O sistema de ensino superior público, bem como o das instituições do estado dedicadas à investigação científica, tem sido marcado ao longo de anos por um subfinanciamento crónico.
Os trabalhadores das carreiras docente universitária e politécnica, bem como os da carreira de investigação, têm sofrido com os erros e inconsistências da forma como é gerido o sistema científico.
As progressões nas carreiras têm sido uma raridade, criando uma grande falta de docentes nas posições mais altas da carreira, fragilizando as instituições e a sua credibilidade, nomeadamente quando fazem propostas de ciclos de estudos. Nesta linha, só recentemente tem sido dada possibilidade de promoção em número significativo.
O MCTES parece reconhecer com este documento a necessidade de inverter pelo menos alguns aspectos negativos deste estado de coisas. Numa primeira parte, o documento enuncia as medidas tomadas desde 2016 para ir ao encontro da normalização e dignificação das situações laborais dos trabalhadores da ciência, principalmente no que toca à conversão de bolseiros de investigação doutorados em trabalhadores com contrato de trabalho a termo.
Reconhecendo que algo de positivo resultou deste processo para alguns milhares de trabalhadores científicos, a OTC deve, no entanto sublinhar que a solução encontrada é em si mesmo ainda precária e que no próprio processo houve atrasos e vicissitudes várias que impediram numerosos colegas ainda assim de aceder a um emprego estável.
É com alguma perplexidade e preocupação que a OTC verifica que, tal como é explicado nos antecedentes, este pacto visa regular o emprego científico, não porque o Ministério reconheça que este emprego deve ser exercido com direitos e a inserção numa carreira, mas porque associações de bolseiros o reivindicaram e porque se torna um problema credibilizar junto das instituições financiadoras as equipas constituídas por grande número de bolseiros.
Registamos assim que o associativismo vale a pena e que a reivindicação em torno dos problemas de uma classe profissional, é necessária.
Numa segunda parte da proposta de “Pacto” é exposta, então, a política do actual governo nestas matérias e o que se propõe fazer a partir daqui para “reforço de instituições e carreiras científicas”.
Neste sentido o texto divide-se em questões de âmbito legislativo e normativo (ponto 1) e questões programáticas (ponto 2).
No âmbito legislativo e normativo, o governo propõe-se rever os estatutos das carreiras de investigação e das carreiras docentes do ensino superior; criar um quadro legal para os docentes e investigadores nas instituições privadas; e lançar uma proposta de lei de “Programação do Investimento em Investigação e Desenvolvimento”.

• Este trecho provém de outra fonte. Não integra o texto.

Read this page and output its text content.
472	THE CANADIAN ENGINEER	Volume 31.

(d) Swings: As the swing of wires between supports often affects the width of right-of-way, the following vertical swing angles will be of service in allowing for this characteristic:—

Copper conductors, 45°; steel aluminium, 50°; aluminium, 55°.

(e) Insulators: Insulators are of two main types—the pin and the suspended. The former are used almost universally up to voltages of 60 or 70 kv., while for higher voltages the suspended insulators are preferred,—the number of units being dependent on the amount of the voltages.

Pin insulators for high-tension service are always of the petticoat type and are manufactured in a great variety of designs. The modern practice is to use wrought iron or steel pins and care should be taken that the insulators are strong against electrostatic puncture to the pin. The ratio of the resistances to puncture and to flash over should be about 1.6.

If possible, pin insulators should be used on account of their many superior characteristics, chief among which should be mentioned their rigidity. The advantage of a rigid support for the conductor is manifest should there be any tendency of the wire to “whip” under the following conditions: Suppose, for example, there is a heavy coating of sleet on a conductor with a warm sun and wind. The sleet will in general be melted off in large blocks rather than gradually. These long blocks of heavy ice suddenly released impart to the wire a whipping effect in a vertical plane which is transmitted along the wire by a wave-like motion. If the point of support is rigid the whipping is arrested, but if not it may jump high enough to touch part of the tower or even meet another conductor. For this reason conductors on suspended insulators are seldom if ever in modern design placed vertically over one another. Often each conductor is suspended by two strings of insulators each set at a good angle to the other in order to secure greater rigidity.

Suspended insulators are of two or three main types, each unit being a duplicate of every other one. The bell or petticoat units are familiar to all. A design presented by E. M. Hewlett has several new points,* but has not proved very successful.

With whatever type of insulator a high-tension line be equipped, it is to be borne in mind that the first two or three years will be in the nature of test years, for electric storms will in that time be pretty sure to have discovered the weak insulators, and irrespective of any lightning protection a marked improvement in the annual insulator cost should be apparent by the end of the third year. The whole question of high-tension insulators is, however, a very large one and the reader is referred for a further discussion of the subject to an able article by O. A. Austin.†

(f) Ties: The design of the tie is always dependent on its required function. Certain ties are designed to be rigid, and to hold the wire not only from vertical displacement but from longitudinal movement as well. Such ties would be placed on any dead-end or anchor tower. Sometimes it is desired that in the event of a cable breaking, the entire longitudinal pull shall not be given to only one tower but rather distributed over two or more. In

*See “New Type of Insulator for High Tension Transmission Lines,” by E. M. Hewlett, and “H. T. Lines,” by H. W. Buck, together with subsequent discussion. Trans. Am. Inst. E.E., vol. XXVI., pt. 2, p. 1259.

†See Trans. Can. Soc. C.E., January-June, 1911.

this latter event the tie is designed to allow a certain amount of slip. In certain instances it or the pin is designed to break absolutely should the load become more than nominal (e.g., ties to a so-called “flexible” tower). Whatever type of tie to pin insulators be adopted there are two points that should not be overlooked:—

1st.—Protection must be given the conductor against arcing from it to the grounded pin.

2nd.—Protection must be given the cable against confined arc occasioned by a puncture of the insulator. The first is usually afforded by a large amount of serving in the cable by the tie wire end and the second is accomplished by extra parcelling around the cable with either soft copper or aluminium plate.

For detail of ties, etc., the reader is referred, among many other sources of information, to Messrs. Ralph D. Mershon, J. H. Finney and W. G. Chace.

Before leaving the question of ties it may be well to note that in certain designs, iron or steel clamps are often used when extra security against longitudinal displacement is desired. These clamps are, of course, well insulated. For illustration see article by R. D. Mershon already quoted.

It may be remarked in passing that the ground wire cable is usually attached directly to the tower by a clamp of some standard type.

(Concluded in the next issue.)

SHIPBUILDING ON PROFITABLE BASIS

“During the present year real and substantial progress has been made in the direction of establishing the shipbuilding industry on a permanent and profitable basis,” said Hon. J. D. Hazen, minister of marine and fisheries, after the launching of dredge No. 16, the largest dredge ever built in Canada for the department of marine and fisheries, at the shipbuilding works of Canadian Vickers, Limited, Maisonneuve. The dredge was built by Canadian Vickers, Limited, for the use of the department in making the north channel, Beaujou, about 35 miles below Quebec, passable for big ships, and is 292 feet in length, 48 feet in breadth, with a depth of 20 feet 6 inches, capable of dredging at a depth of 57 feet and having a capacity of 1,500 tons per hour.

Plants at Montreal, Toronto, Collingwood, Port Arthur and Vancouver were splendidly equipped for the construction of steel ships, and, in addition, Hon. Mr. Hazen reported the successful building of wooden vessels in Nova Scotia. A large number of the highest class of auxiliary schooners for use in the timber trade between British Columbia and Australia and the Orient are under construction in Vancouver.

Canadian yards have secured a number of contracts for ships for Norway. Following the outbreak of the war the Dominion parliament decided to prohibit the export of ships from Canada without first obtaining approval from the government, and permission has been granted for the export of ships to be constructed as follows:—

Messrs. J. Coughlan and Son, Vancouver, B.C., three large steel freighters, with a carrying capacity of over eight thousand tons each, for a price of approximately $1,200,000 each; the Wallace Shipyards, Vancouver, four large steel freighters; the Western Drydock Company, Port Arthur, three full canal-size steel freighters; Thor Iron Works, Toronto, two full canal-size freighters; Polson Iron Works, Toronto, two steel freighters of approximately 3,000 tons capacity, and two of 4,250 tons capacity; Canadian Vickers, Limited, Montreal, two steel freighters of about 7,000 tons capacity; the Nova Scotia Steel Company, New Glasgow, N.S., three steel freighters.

Relativamente às carreiras, o pacto parece anunciar uma revisão que conduza ao desacoplamento de promoções internas, do recrutamento, tanto nas carreiras docentes como na de investigação, o que configuraria um passo positivo concordante com uma reivindicação antiga de docentes e investigadores.
Relativamente a outras questões relacionadas com a carreira, algumas poderão ser vistas com preocupação, uma vez que não é ainda claro o sentido das alterações propostas. Referimo-nos ao caso da “flexibilidade na gestão das cargas horárias” dos docentes; ou a “explicitação das regras de contratação de docentes convidados”; ou a “clarificação do desenvolvimento de actividades a título gracioso”, por exemplo.
Um outro aspecto ― a intenção de regular as relações de trabalho nas instituições privadas ― tem da nossa parte um parecer positivo.
Também a Proposta de uma Lei de Programação de Investimento em Investigação e Desenvolvimento parece ser uma medida no bom sentido. No entanto, em abstracto, não poderá colher um parecer positivo que poderia ser assumido como um cheque em branco.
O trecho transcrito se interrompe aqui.